Table of contents for 10 Ways To Take A Stand Against Ignorance
- The ultimate question, the ultimate answer
- The ultimate stand against ignorance
- Who’s pulling your chain?
- Don’t be part of the choir, no matter who’s preaching
- Go to the source
- Check it out. Check everything out.
- Your own library
- Look at your world
- Break on through to the other side
- Explore strange new worlds
- Support knowledge expansion
One of the best ways to take a stand against ignorance is at the same time the most difficult. We all believe what we believe, and know what we know. And yet, we become more and more ignorant the longer we stick with the status quo. To take a stand against ignorance, one has to be willing to ask one simple question:
But what if that’s not true?
Think of all the advances human knowledge has made because someone was willing to take what “everybody knows” or “everybody believes” and start asking questions. Where would we be, for example, if Copernicus and Galileo hadn’t considered the idea that the Earth is the center of the universe and hadn’t asked “But what if it that’s not true?” What if doctors had kept thinking that dirty hands were just fine? What if Martin Luther had never looked in the Bible and started thinking about Church doctrine in a whole new way?
Ask the question. Think about the answer. You might just learn something.

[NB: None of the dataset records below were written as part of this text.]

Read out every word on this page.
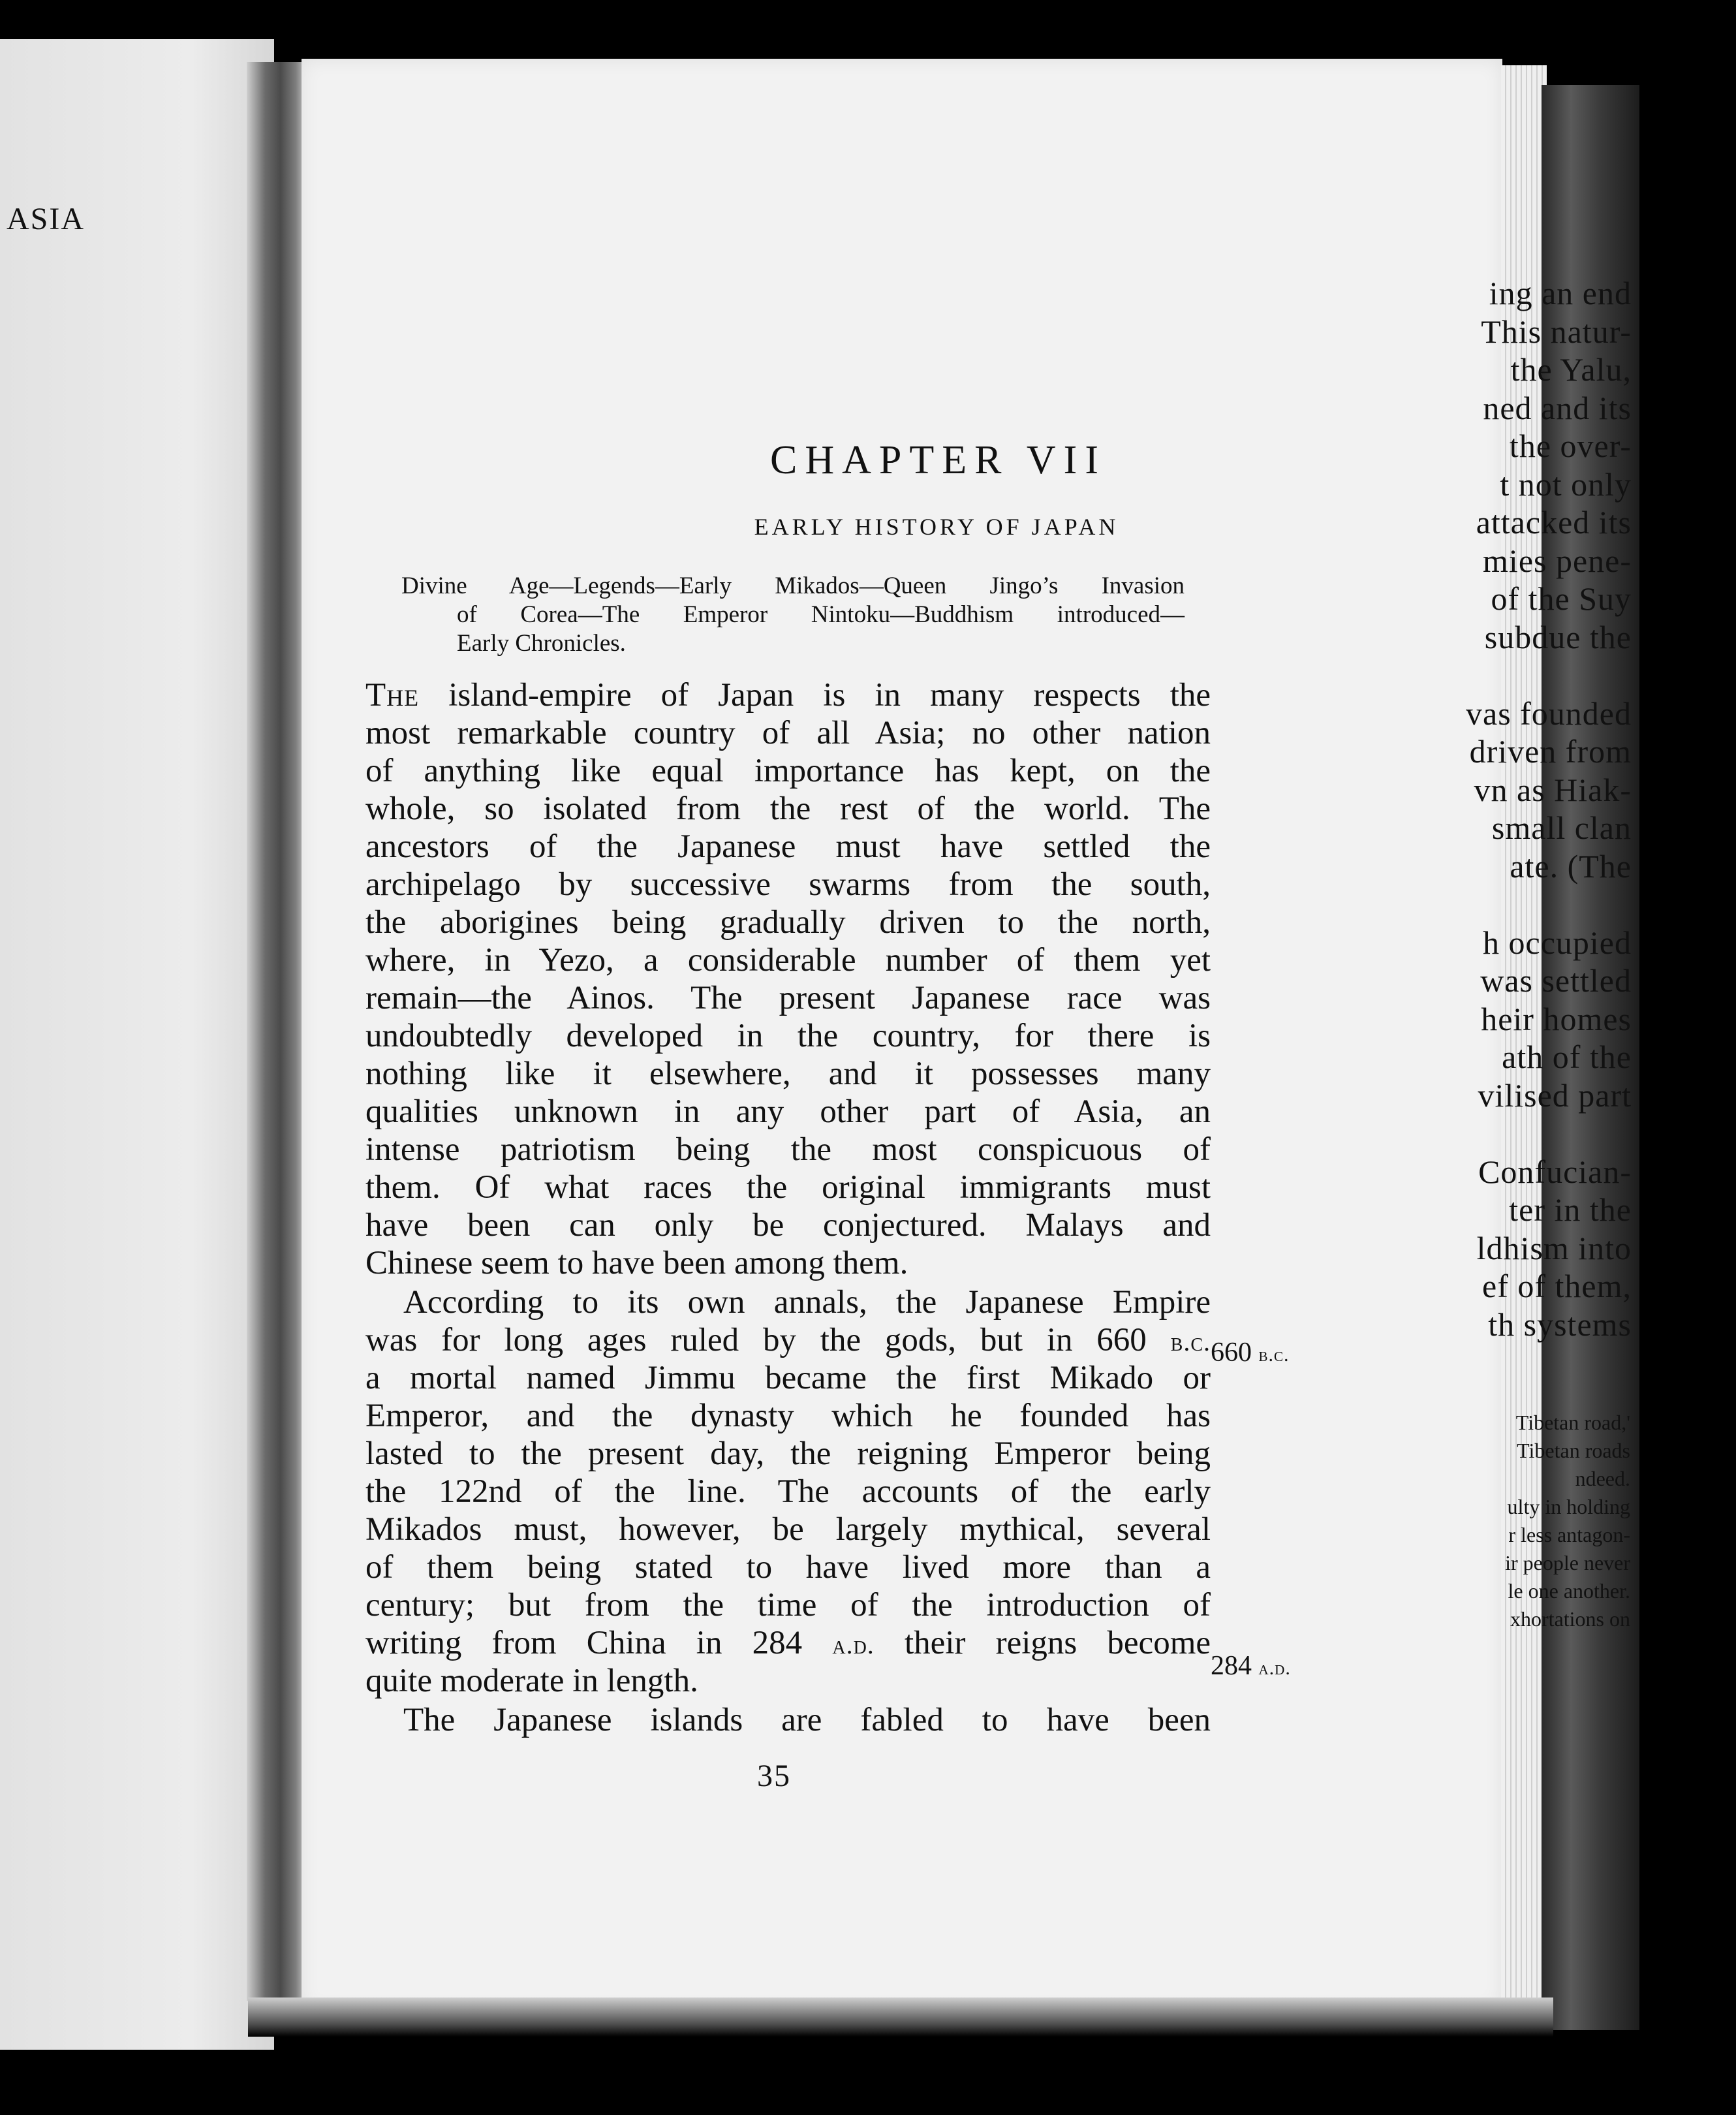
ASIA
ing an end
This natur-
the Yalu,
ned and its
the over-
t not only
attacked its
mies pene-
of the Suy
subdue the
vas founded
driven from
vn as Hiak-
small clan
ate. (The
h occupied
was settled
heir homes
ath of the
vilised part
Confucian-
ter in the
ldhism into
ef of them,
th systems
Tibetan road,'
Tibetan roads
ndeed.
ulty in holding
r less antagon-
ir people never
le one another.
xhortations on
CHAPTER VII
EARLY HISTORY OF JAPAN
Divine Age—Legends—Early Mikados—Queen Jingo’s Invasion
of Corea—The Emperor Nintoku—Buddhism introduced—
Early Chronicles.
The island-empire of Japan is in many respects the
most remarkable country of all Asia; no other nation
of anything like equal importance has kept, on the
whole, so isolated from the rest of the world. The
ancestors of the Japanese must have settled the
archipelago by successive swarms from the south,
the aborigines being gradually driven to the north,
where, in Yezo, a considerable number of them yet
remain—the Ainos. The present Japanese race was
undoubtedly developed in the country, for there is
nothing like it elsewhere, and it possesses many
qualities unknown in any other part of Asia, an
intense patriotism being the most conspicuous of
them. Of what races the original immigrants must
have been can only be conjectured. Malays and
Chinese seem to have been among them.
According to its own annals, the Japanese Empire
was for long ages ruled by the gods, but in 660 b.c.
a mortal named Jimmu became the first Mikado or
Emperor, and the dynasty which he founded has
lasted to the present day, the reigning Emperor being
the 122nd of the line. The accounts of the early
Mikados must, however, be largely mythical, several
of them being stated to have lived more than a
century; but from the time of the introduction of
writing from China in 284 a.d. their reigns become
quite moderate in length.
The Japanese islands are fabled to have been
660 b.c.
284 a.d.
35
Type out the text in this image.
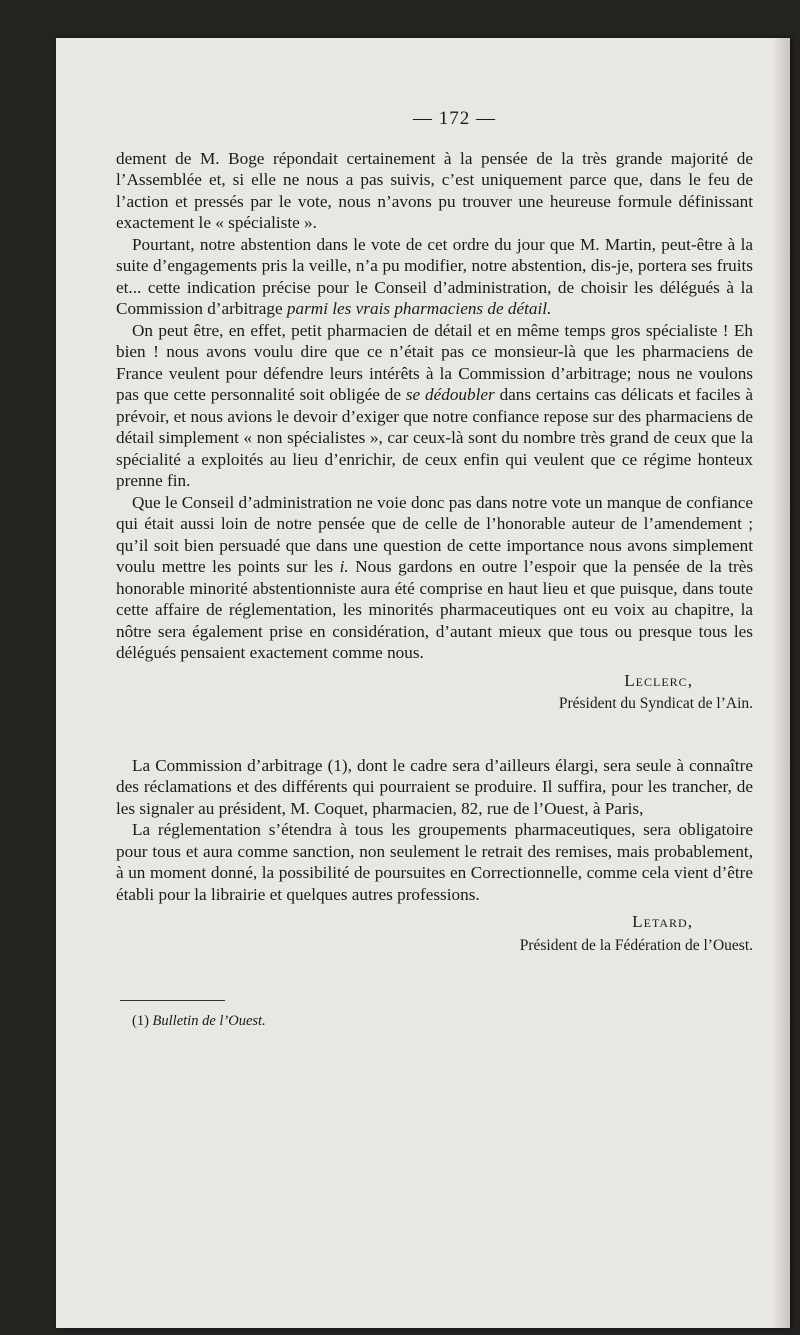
— 172 —

dement de M. Boge répondait certainement à la pensée de la très grande majorité de l’Assemblée et, si elle ne nous a pas suivis, c’est uniquement parce que, dans le feu de l’action et pressés par le vote, nous n’avons pu trouver une heureuse formule définissant exactement le « spécialiste ».

Pourtant, notre abstention dans le vote de cet ordre du jour que M. Martin, peut-être à la suite d’engagements pris la veille, n’a pu modifier, notre abstention, dis-je, portera ses fruits et... cette indication précise pour le Conseil d’administration, de choisir les délégués à la Commission d’arbitrage parmi les vrais pharmaciens de détail.

On peut être, en effet, petit pharmacien de détail et en même temps gros spécialiste ! Eh bien ! nous avons voulu dire que ce n’était pas ce monsieur-là que les pharmaciens de France veulent pour défendre leurs intérêts à la Commission d’arbitrage; nous ne voulons pas que cette personnalité soit obligée de se dédoubler dans certains cas délicats et faciles à prévoir, et nous avions le devoir d’exiger que notre confiance repose sur des pharmaciens de détail simplement « non spécialistes », car ceux-là sont du nombre très grand de ceux que la spécialité a exploités au lieu d’enrichir, de ceux enfin qui veulent que ce régime honteux prenne fin.

Que le Conseil d’administration ne voie donc pas dans notre vote un manque de confiance qui était aussi loin de notre pensée que de celle de l’honorable auteur de l’amendement ; qu’il soit bien persuadé que dans une question de cette importance nous avons simplement voulu mettre les points sur les i. Nous gardons en outre l’espoir que la pensée de la très honorable minorité abstentionniste aura été comprise en haut lieu et que puisque, dans toute cette affaire de réglementation, les minorités pharmaceutiques ont eu voix au chapitre, la nôtre sera également prise en considération, d’autant mieux que tous ou presque tous les délégués pensaient exactement comme nous.

Leclerc,
Président du Syndicat de l’Ain.

La Commission d’arbitrage (1), dont le cadre sera d’ailleurs élargi, sera seule à connaître des réclamations et des différents qui pourraient se produire. Il suffira, pour les trancher, de les signaler au président, M. Coquet, pharmacien, 82, rue de l’Ouest, à Paris,

La réglementation s’étendra à tous les groupements pharmaceutiques, sera obligatoire pour tous et aura comme sanction, non seulement le retrait des remises, mais probablement, à un moment donné, la possibilité de poursuites en Correctionnelle, comme cela vient d’être établi pour la librairie et quelques autres professions.

Letard,
Président de la Fédération de l’Ouest.
(1) Bulletin de l’Ouest.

And we should likewise ask questions about our own talents and life paths. What may be “true” for us might not be so for our children. We should never force our children into our own mold. Our children have to know more than we know, or human progress stops. What if Bishop Milton Wright had insisted that his sons Wilbur and Orville follow in his footsteps? What if Abraham Lincoln’s parents had made sure their son was also an illiterate hick? What if Benazir Bhutto’s family had forced her into purdah? Think, again, about all the people in the world who achieved something their parents never dreamed of. It may be an apocryphal story, but Leonard Bernstein’s father is supposed to have groused, “How was I supposed to know he’d grow up to be Leonard Bernstein?”
The minute you find yourself thinking that you know all there is, or that what was good enough for your parents is good enough for your children–that’s where ignorance begins. Take a stand. Ask questions. Take a stand against ignorance.